21.6.15

Ah, o verão (português)

Alguns versos de «Laminagem» de Joaquim Manuel Magalhães

Um país agora este imenso aterro
teve alguma vez colinas e montados
onde o olhar demorava, adormecia
e seguia uma alegria viandante?
Ou gente que chegasse a qualquer mar
de que não quisesse logo fugir?
Só o pastoril decrépito o suspirava.

(Deleuze escreveu: as férias pagas foram mais revolucionárias que o maio de 68.)

A alguns vemo-los em qualquer pousio
Depois de fecharem as lojas
e nem se sabe o que vemos.
Aos balcões de cafés de azulejo,
com telemóveis pendurados nos cintos
e os cartões de crédito em dente na carteira.
Riem-se e batem nas costas
uns dos outros, entreolham e vigiam
se alguém diverso se aproxima
para largarem uma troça arcaica, e comem
com essa fome dos que não sofreram ainda
inquietações laborais ou crêem que virá
depressa o primeiro emprego.

(Poesia: dever de ver melhor. Observar de perto, ainda que não seja agradável. Ver melhor: a paisagem humana, claro.)
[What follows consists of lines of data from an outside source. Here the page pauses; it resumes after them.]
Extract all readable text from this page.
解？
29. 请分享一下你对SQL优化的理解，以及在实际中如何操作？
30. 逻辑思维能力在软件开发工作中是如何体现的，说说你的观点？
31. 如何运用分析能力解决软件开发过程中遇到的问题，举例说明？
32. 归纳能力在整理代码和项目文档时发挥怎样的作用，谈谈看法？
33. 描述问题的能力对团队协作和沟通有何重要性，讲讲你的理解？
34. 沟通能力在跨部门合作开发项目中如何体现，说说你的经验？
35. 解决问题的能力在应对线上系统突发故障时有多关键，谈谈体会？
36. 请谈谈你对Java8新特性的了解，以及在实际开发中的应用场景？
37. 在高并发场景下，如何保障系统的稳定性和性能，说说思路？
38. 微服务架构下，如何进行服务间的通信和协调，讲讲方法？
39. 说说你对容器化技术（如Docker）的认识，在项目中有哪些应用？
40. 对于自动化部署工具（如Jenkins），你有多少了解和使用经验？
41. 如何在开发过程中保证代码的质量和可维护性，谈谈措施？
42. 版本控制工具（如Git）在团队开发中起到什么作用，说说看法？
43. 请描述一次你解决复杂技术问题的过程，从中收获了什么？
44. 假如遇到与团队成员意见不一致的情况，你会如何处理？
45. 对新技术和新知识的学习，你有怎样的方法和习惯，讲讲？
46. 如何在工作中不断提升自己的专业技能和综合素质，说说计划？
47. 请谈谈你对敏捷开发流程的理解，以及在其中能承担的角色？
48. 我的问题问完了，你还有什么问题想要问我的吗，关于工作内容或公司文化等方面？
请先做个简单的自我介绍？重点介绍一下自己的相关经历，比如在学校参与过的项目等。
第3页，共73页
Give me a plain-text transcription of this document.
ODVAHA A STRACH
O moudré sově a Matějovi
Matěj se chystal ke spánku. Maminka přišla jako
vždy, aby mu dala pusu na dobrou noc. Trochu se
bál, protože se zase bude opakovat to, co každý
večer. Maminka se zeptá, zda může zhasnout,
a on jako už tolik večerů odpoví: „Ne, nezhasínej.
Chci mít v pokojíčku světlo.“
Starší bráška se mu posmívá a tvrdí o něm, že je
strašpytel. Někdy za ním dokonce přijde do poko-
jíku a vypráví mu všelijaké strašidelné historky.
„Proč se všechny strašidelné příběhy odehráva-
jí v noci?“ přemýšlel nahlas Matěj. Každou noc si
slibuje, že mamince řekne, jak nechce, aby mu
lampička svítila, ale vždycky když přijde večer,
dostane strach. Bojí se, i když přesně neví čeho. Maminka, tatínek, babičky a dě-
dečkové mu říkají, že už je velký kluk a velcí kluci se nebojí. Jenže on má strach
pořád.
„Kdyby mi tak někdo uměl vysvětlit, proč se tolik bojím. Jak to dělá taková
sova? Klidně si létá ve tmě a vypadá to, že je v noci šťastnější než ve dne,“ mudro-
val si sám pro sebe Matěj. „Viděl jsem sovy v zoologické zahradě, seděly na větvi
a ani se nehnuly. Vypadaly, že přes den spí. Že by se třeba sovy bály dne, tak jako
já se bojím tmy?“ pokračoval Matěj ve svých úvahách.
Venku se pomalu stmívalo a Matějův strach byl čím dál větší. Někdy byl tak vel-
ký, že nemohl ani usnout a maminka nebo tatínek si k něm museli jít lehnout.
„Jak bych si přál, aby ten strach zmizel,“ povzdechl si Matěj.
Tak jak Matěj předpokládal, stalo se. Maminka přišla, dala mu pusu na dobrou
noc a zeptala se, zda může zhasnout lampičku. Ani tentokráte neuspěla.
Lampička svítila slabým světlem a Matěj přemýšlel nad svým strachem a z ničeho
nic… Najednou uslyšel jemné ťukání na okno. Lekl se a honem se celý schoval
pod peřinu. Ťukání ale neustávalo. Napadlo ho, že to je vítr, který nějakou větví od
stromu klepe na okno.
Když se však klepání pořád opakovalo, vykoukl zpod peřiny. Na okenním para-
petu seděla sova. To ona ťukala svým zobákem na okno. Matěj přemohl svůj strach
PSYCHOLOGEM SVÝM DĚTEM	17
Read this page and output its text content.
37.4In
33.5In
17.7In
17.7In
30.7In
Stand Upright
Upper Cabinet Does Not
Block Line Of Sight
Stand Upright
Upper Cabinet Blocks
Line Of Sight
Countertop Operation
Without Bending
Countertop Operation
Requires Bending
Ao olhá-los melhor, aos seus afectos
de pessoal especializado em escuras economias
adicionais, vejo-os depois no verão.
Ao deus dará em todos os lugares,
em tendas velhas, em rulotes,
sabe-se lá onde vão cagar. E as mulheres
com os sinais exteriores da aspereza.


(Poesia: ver melhor e imaginar. E a sátira, claro, a sátira.)